The Last American Man

 
When my library’s one male book club member suggested a book club title saying it was one of the best books he had ever read, we immediately put it into the queue.  The book he recommended is called The Last American Man by Elizabeth Gilbert.  This is the same Elizabeth Gilbert who wrote the super popular Eat, Pray, Love: One Woman’s Search for Everything Across Italy, India and Indonesia.  The non-fiction book features Eustace Conway, mountain man and eccentric character.  When Gilbert first interviewed Conway, it was for a GQ Magazine article The Last American Man Men's Lives: GQ.com. Gilbert expanded the article into a full length book.  Before reading this book, I had never heard of Eustace Conway.  Evidently, he is growing in popularity.  He is now featured on the History Chanel’s show, “Mountain Men”.  The book club very much enjoyed reading this book and it led to a very interesting discussion.

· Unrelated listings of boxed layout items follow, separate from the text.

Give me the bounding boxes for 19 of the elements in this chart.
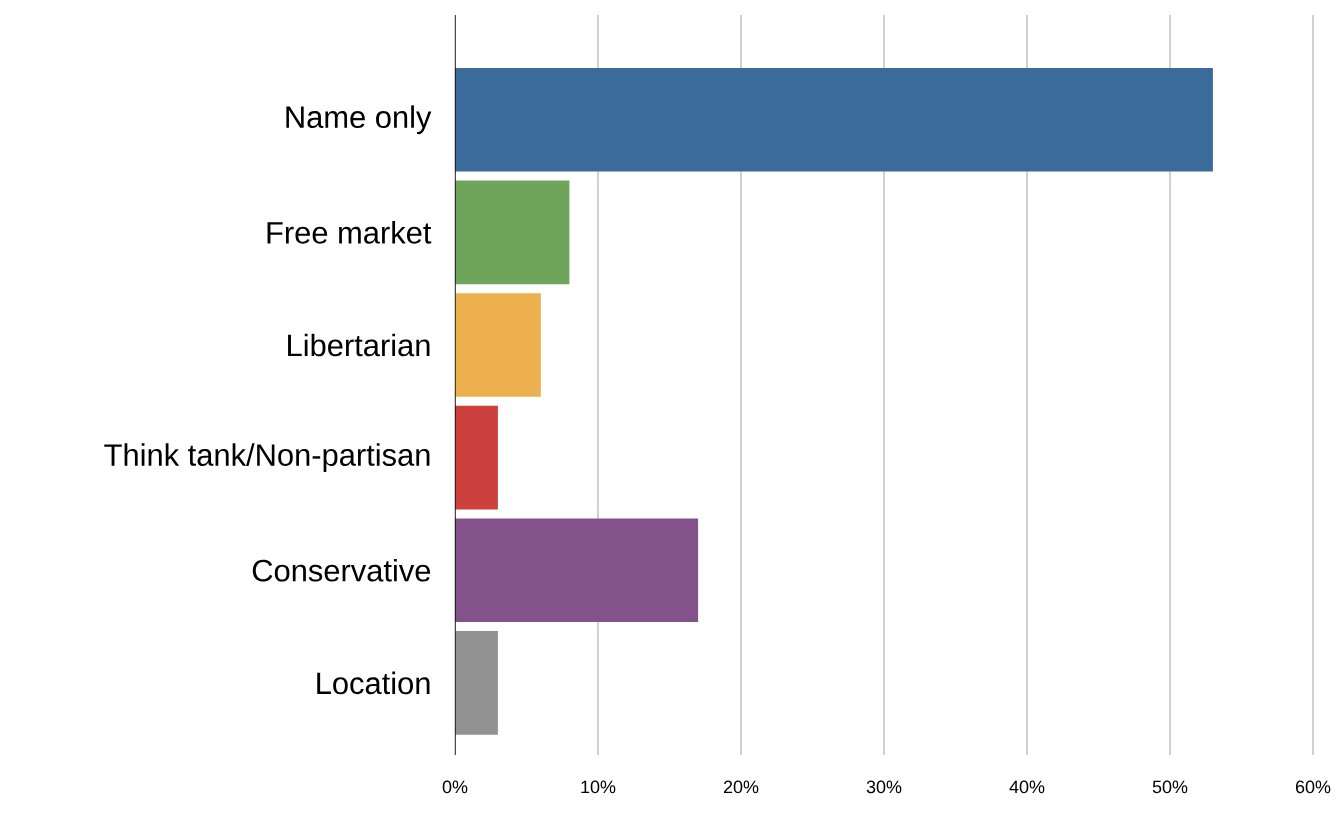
y-tick-label: Think tank/Non-partisan <box>104 443 430 473</box>
bar <box>455 631 498 735</box>
bar <box>455 518 699 623</box>
bar <box>455 180 570 285</box>
y-tick-label: Conservative <box>252 558 431 582</box>
y-tick-label: Libertarian <box>288 333 430 357</box>
x-tick-label: 30% <box>866 780 902 794</box>
x-tick-label: 20% <box>723 780 759 794</box>
y-tick-label: Free market <box>267 221 432 244</box>
x-tick-label: 10% <box>581 780 616 794</box>
bar <box>455 67 1213 172</box>
bar <box>455 405 498 510</box>
y-tick-label: Location <box>317 671 430 695</box>
x-tick-label: 0% <box>442 780 468 794</box>
x-tick-label: 60% <box>1295 780 1331 794</box>
x-tick-label: 40% <box>1009 780 1045 794</box>
y-tick-label: Name only <box>286 105 432 135</box>
bar <box>455 293 541 397</box>
x-tick-label: 50% <box>1152 780 1188 794</box>
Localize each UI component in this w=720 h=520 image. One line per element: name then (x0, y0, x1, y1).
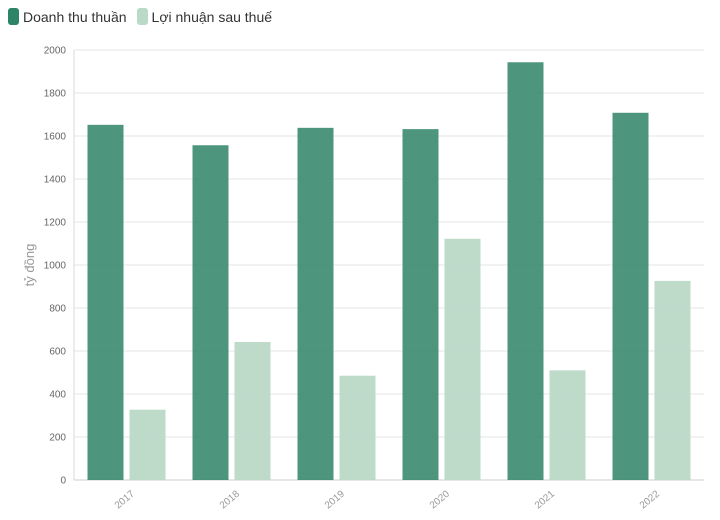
y-tick-label: 1800 (44, 89, 67, 100)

Eustace Conway embraces trades and skills that are fading away and he criticizes how far modern men have disconnected from nature.  One has to respect Conway’s attempt to revive forgotten skills.  In The Last American Man we visit Conway at his home, Turtle Island Preserve, in the Appalachian Mountains.  The book both praises Conway’s unique spirit and lifestyle and portrays him as human and flawed.  I think what is well done about this book is its ability to describe Conway as multifaceted, admirable and misguided at the same time.  Whether you agree with Conway’s philosophy or not, and whether you like Conway as a person doesn’t affect the reader’s ability to enjoy reading this unique story.  Do I want to model myself after Eustace Conway?  No.  Do I think he has some valid points?  Yes.  Do I think you should read this book?  Yes, I do.